Dave Portnoy calls out morons who think WNBA…
Dave Portnoy is fed up with those who consider WNBA gamers don’t deserve a greater payday.
In the wake of gamers sporting warmup shirts that stated “Pay Us What You Owe Us” at Saturday’s All-Star Game, the Barstool Sports founder and proprietor made his stance clear with a prolonged post and subsequent video on X on Sunday.
“I don’t know how anybody in the world with a brain, and maybe my brain is just bigger than most, can rationally say women don’t deserve more money at this point,” Portnoy stated in the video.
Portnoy went on to reference how Caitlin Clark’s rookie wage, $76,000, is much less than what Barstool personalities Nicky Smokes and Ben Mintz make per yr, calling the disparity “insane.”
As of the 2024 season, the WNBA’s average wage was $147,745, according to DirecTV.
Portnoy famous how some WNBA critics have referenced reviews of the league shedding tens of thousands and thousands of {dollars} each yr, but stated the funds of the league are “a mess, tied in with the NBA and purposely murky.”
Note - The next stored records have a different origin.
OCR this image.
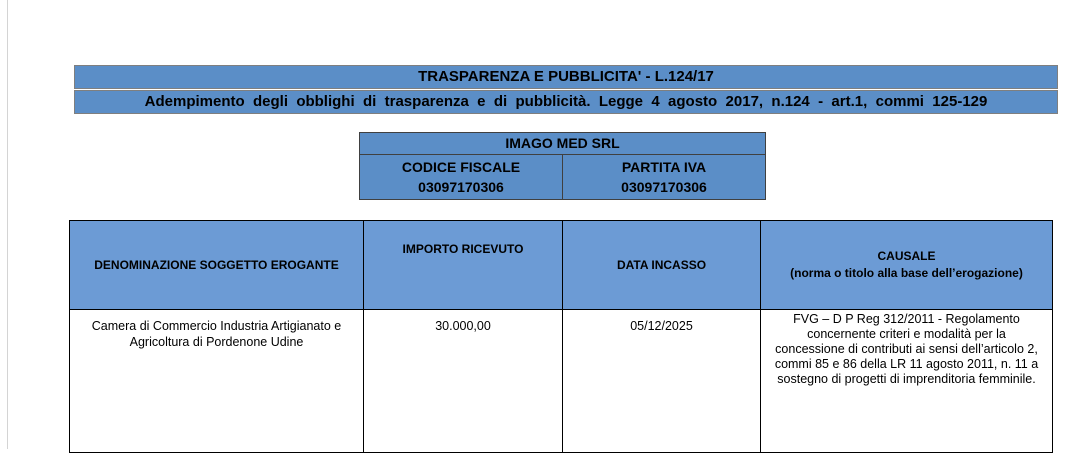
TRASPARENZA E PUBBLICITA' - L.124/17
Adempimento  degli  obblighi  di  trasparenza  e  di  pubblicità.  Legge  4  agosto  2017,  n.124  -  art.1,  commi  125-129
IMAGO MED SRL

CODICE FISCALE
03097170306

PARTITA IVA
03097170306
DENOMINAZIONE SOGGETTO EROGANTE	IMPORTO RICEVUTO	DATA INCASSO	CAUSALE
(norma o titolo alla base dell’erogazione)

Camera di Commercio Industria Artigianato e Agricoltura di Pordenone Udine	30.000,00	05/12/2025	FVG – D P Reg 312/2011 - Regolamento concernente criteri e modalità per la concessione di contributi ai sensi dell’articolo 2, commi 85 e 86 della LR 11 agosto 2011, n. 11 a sostegno di progetti di imprenditoria femminile.
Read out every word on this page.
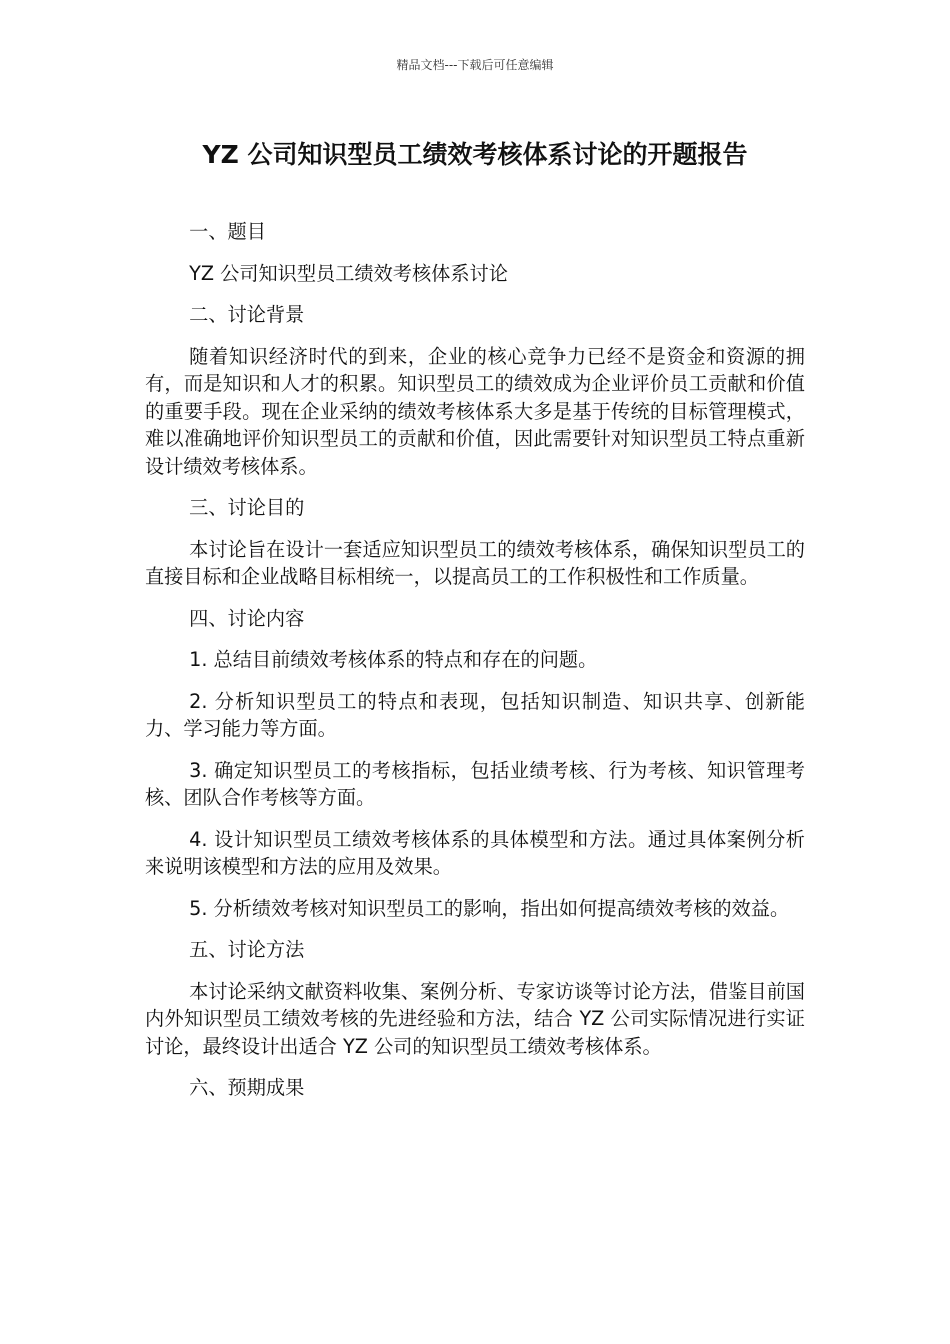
精品文档---下载后可任意编辑
YZ 公司知识型员工绩效考核体系讨论的开题报告

一、题目

YZ 公司知识型员工绩效考核体系讨论

二、讨论背景

随着知识经济时代的到来，企业的核心竞争力已经不是资金和资源的拥有，而是知识和人才的积累。知识型员工的绩效成为企业评价员工贡献和价值的重要手段。现在企业采纳的绩效考核体系大多是基于传统的目标管理模式，难以准确地评价知识型员工的贡献和价值，因此需要针对知识型员工特点重新设计绩效考核体系。

三、讨论目的

本讨论旨在设计一套适应知识型员工的绩效考核体系，确保知识型员工的直接目标和企业战略目标相统一，以提高员工的工作积极性和工作质量。

四、讨论内容

1. 总结目前绩效考核体系的特点和存在的问题。

2. 分析知识型员工的特点和表现，包括知识制造、知识共享、创新能力、学习能力等方面。

3. 确定知识型员工的考核指标，包括业绩考核、行为考核、知识管理考核、团队合作考核等方面。

4. 设计知识型员工绩效考核体系的具体模型和方法。通过具体案例分析来说明该模型和方法的应用及效果。

5. 分析绩效考核对知识型员工的影响，指出如何提高绩效考核的效益。

五、讨论方法

本讨论采纳文献资料收集、案例分析、专家访谈等讨论方法，借鉴目前国内外知识型员工绩效考核的先进经验和方法，结合 YZ 公司实际情况进行实证讨论，最终设计出适合 YZ 公司的知识型员工绩效考核体系。

六、预期成果
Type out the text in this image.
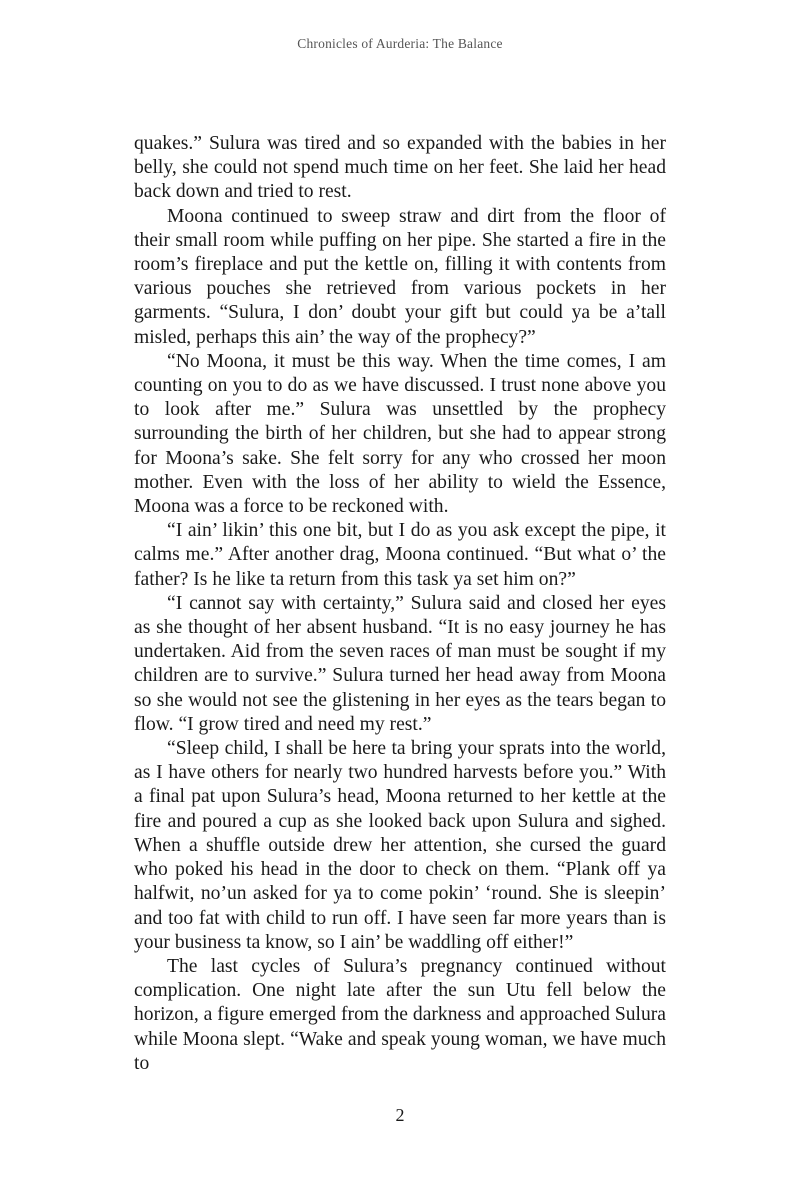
Chronicles of Aurderia: The Balance

quakes.” Sulura was tired and so expanded with the babies in her belly, she could not spend much time on her feet. She laid her head back down and tried to rest.

Moona continued to sweep straw and dirt from the floor of their small room while puffing on her pipe. She started a fire in the room’s fireplace and put the kettle on, filling it with contents from various pouches she retrieved from various pockets in her garments. “Sulura, I don’ doubt your gift but could ya be a’tall misled, perhaps this ain’ the way of the prophecy?”

“No Moona, it must be this way. When the time comes, I am counting on you to do as we have discussed. I trust none above you to look after me.” Sulura was unsettled by the prophecy surrounding the birth of her children, but she had to appear strong for Moona’s sake. She felt sorry for any who crossed her moon mother. Even with the loss of her ability to wield the Essence, Moona was a force to be reckoned with.

“I ain’ likin’ this one bit, but I do as you ask except the pipe, it calms me.” After another drag, Moona continued. “But what o’ the father? Is he like ta return from this task ya set him on?”

“I cannot say with certainty,” Sulura said and closed her eyes as she thought of her absent husband. “It is no easy journey he has undertaken. Aid from the seven races of man must be sought if my children are to survive.” Sulura turned her head away from Moona so she would not see the glistening in her eyes as the tears began to flow. “I grow tired and need my rest.”

“Sleep child, I shall be here ta bring your sprats into the world, as I have others for nearly two hundred harvests before you.” With a final pat upon Sulura’s head, Moona returned to her kettle at the fire and poured a cup as she looked back upon Sulura and sighed. When a shuffle outside drew her attention, she cursed the guard who poked his head in the door to check on them. “Plank off ya halfwit, no’un asked for ya to come pokin’ ‘round. She is sleepin’ and too fat with child to run off. I have seen far more years than is your business ta know, so I ain’ be waddling off either!”

The last cycles of Sulura’s pregnancy continued without complication. One night late after the sun Utu fell below the horizon, a figure emerged from the darkness and approached Sulura while Moona slept. “Wake and speak young woman, we have much to

2
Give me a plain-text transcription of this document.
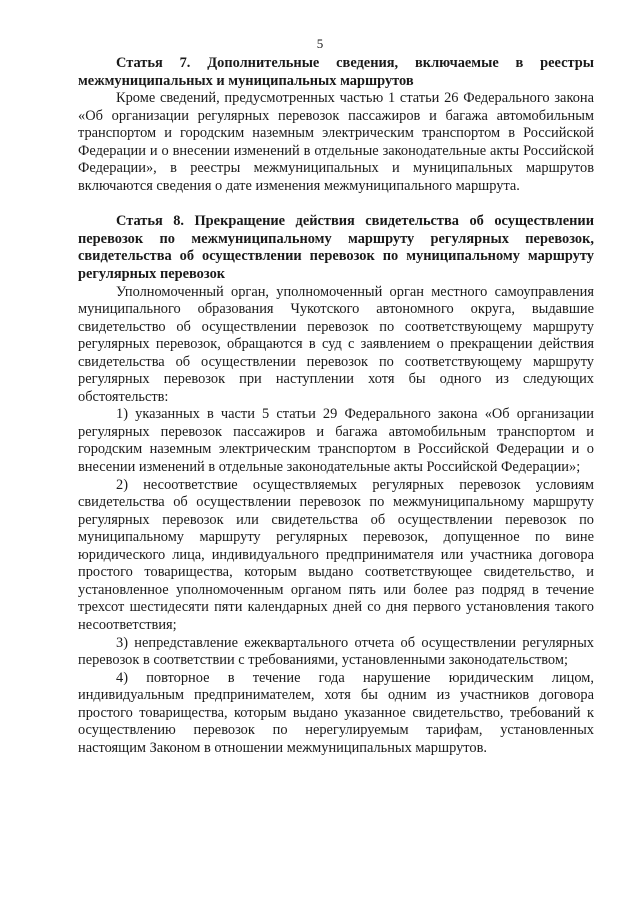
5

Статья 7. Дополнительные сведения, включаемые в реестры межмуниципальных и муниципальных маршрутов

Кроме сведений, предусмотренных частью 1 статьи 26 Федерального закона «Об организации регулярных перевозок пассажиров и багажа автомобильным транспортом и городским наземным электрическим транспортом в Российской Федерации и о внесении изменений в отдельные законодательные акты Российской Федерации», в реестры межмуниципальных и муниципальных маршрутов включаются сведения о дате изменения межмуниципального маршрута.

Статья 8. Прекращение действия свидетельства об осуществлении перевозок по межмуниципальному маршруту регулярных перевозок, свидетельства об осуществлении перевозок по муниципальному маршруту регулярных перевозок

Уполномоченный орган, уполномоченный орган местного самоуправления муниципального образования Чукотского автономного округа, выдавшие свидетельство об осуществлении перевозок по соответствующему маршруту регулярных перевозок, обращаются в суд с заявлением о прекращении действия свидетельства об осуществлении перевозок по соответствующему маршруту регулярных перевозок при наступлении хотя бы одного из следующих обстоятельств:

1) указанных в части 5 статьи 29 Федерального закона «Об организации регулярных перевозок пассажиров и багажа автомобильным транспортом и городским наземным электрическим транспортом в Российской Федерации и о внесении изменений в отдельные законодательные акты Российской Федерации»;

2) несоответствие осуществляемых регулярных перевозок условиям свидетельства об осуществлении перевозок по межмуниципальному маршруту регулярных перевозок или свидетельства об осуществлении перевозок по муниципальному маршруту регулярных перевозок, допущенное по вине юридического лица, индивидуального предпринимателя или участника договора простого товарищества, которым выдано соответствующее свидетельство, и установленное уполномоченным органом пять или более раз подряд в течение трехсот шестидесяти пяти календарных дней со дня первого установления такого несоответствия;

3) непредставление ежеквартального отчета об осуществлении регулярных перевозок в соответствии с требованиями, установленными законодательством;

4) повторное в течение года нарушение юридическим лицом, индивидуальным предпринимателем, хотя бы одним из участников договора простого товарищества, которым выдано указанное свидетельство, требований к осуществлению перевозок по нерегулируемым тарифам, установленных настоящим Законом в отношении межмуниципальных маршрутов.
Barstool Sports founder and proprietor Dave Portnoy thinks WNBA gamers deserve a pay raise. @stoolpresidente/X
In October 2024, The Post reported the WNBA can be shedding $40 million in the 2025 season.
But, as Portnoy put it, the league is “exploding.”
“Franchise values are exploding. Ticket sales, merch, tv rights all exploding. The players have an opt out in their CBA. Of course they took it. It’s all about leverage in re-negotiations and for the 1st time in history of [the] league players have power,” Portnoy wrote.
Dave Portnoy attends a recreation between the Indiana Fever and the Connecticut Sun at TD Garden on July 15. NBAE via Getty Images
The league agreed to an 11-year, $2.2 billion TV rights deal with Disney, Amazon Prime Video and NBCUniversal final summer season, and TV rankings (up 23%), ticket gross sales (up 26%) and attendance (13%) are all surging midway through the season, according to NPR.
“The players make virtually nothing while the entire league explodes,” Portnoy added. “Of course they deserve more money.”
Portnoy, who is one of Caitlin Clark’s most vocal superfans, also refuted the notion that the league’s current success is unsustainable because it over-relies on Clark’s star energy.
“This league is so white hot right now, and I know everyone’s going to say, ‘Well, it’s only Caitlin Clark, it’s a one-person league,’” Portnoy stated. “Caitlin Clark was 100% the match that lit the fuse…but, Caitlin’s not going anywhere. She’s year two of a 15-year career.”
Fever star Caitlin Clark sporting a “Pay Us What You Owe Us” shirt before the WNBA All-Star Game on July 19. Getty Images
He added that different younger stars like Angel Reese, Paige Bueckers and the soon-to-be professional JuJu Watkins mark a shiny future for the league, too.
Portnoy concluded by writing that if he may buy a Boston-based WNBA franchise for $250 million, he “would do it without blinking.”
“That’s all you got to know about the WNBA finances,” he added.